Initial US Approval:
2025
Key Clinical Studies:
KO-MEN-001 (NCT04067336)
Drug Class/Description:
Menin inhibitor
WARNING: DIFFERENTIATION SYNDROME
See full prescribing information for complete boxed warning.
Differentiation syndrome, which can be fatal, has occurred with KOMZIFTI. If differentiation syndrome is suspected, interrupt KOMZIFTI and initiate oral or intravenous corticosteroids with hemodynamic and laboratory monitoring until symptom resolution; resume KOMZIFTI upon symptom improvement.
Indications and Usage:
KOMZIFTI is a menin inhibitor indicated for the treatment of adult patients with relapsed or refractory acute myeloid leukemia (AML) with a susceptible nucleophosmin 1 (NPM1) mutation who have no satisfactory alternative treatment options.
Dosage and Administration:
- Select patients for treatment with KOMZIFTI based on the presence of an NPM1 mutation.
- Recommended dosage: 600 mg orally once daily until disease progression or unacceptable toxicity.
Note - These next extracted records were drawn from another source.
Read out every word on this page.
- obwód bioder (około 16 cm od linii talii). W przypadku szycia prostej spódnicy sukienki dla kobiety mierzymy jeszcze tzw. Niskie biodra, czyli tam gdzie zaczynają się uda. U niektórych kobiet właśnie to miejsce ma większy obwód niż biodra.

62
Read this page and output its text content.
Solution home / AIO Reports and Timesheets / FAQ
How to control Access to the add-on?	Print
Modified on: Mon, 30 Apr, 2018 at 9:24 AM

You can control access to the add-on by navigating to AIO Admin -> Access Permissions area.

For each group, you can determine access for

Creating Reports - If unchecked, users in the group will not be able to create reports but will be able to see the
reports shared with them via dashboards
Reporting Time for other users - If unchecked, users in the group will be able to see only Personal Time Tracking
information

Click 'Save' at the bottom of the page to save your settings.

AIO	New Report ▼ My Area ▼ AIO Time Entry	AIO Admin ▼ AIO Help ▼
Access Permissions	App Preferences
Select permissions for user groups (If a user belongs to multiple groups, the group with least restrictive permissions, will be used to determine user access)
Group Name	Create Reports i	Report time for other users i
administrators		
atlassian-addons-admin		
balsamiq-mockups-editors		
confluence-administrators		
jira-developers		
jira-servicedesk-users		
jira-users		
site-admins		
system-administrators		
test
For patients without confirmed disease progression or unacceptable toxicity, treat for a minimum of 6 months to allow time for a clinical response.
- See Full Prescribing Information for administration instructions and dosage modifications.
Dosage Forms and Strengths:
Capsules: 200 mg
Contraindications:
None.
Warnings and Precautions:
QTc Interval Prolongation: Monitor electrocardiograms and electrolytes. Correct hypokalemia and hypomagnesemia prior to treatment. Interrupt KOMZIFTI if the QTc interval is > 500 ms.
Embryo-Fetal Toxicity: Can cause fetal harm. Advise patients of reproductive potential of the potential risk to a fetus and to use effective contraception.
Adverse Reactions:
The most common adverse reactions (≥20%) are infection without an identified pathogen, hemorrhage, diarrhea, nausea, fatigue, edema, bacterial infection, musculoskeletal pain, differentiation syndrome, pruritus, febrile neutropenia, and transaminases increased.
The most common laboratory abnormalities (≥10%) are aspartate aminotransferase increased, potassium decreased, albumin decreased, alanine aminotransferase increased, sodium decreased, creatinine increased, alkaline phosphatase increased, bilirubin increased, potassium increased.
Drug Interactions:
Strong or Moderate CYP3A4 Inhibitors: Monitor more frequently for adverse reactions.
Strong or Moderate CYP3A4 Inducers: Avoid concomitant use.
Proton Pump Inhibitors: Avoid concomitant use.
H2 Receptor Antagonists and Antacids: Avoid concomitant use. If concomitant use cannot be avoided, modify KOMZIFTI administration time.
Drugs that Prolong the QTc Interval: Avoid concomitant use. If concomitant use is unavoidable, monitor patients more frequently for QTc interval prolongations.
Use in Specific Populations:
Lactation: Advise not to breastfeed.
Adapted From:
https://kuraoncology.com/wp-content/uploads/prescribinginformation.pdf
Every health-care provider should make their own determination regarding specific safe and appropriate patient care practices, including drug dosages and indications. The provider should always consult the most recent prescribing/product information. FDA Focus information is not guaranteed to be accurate, complete, or current. JADPRO and its editors, authors, reviewers, and commentators cannot be held responsible for any liability incurred as a consequence of the application of any of the information listed within.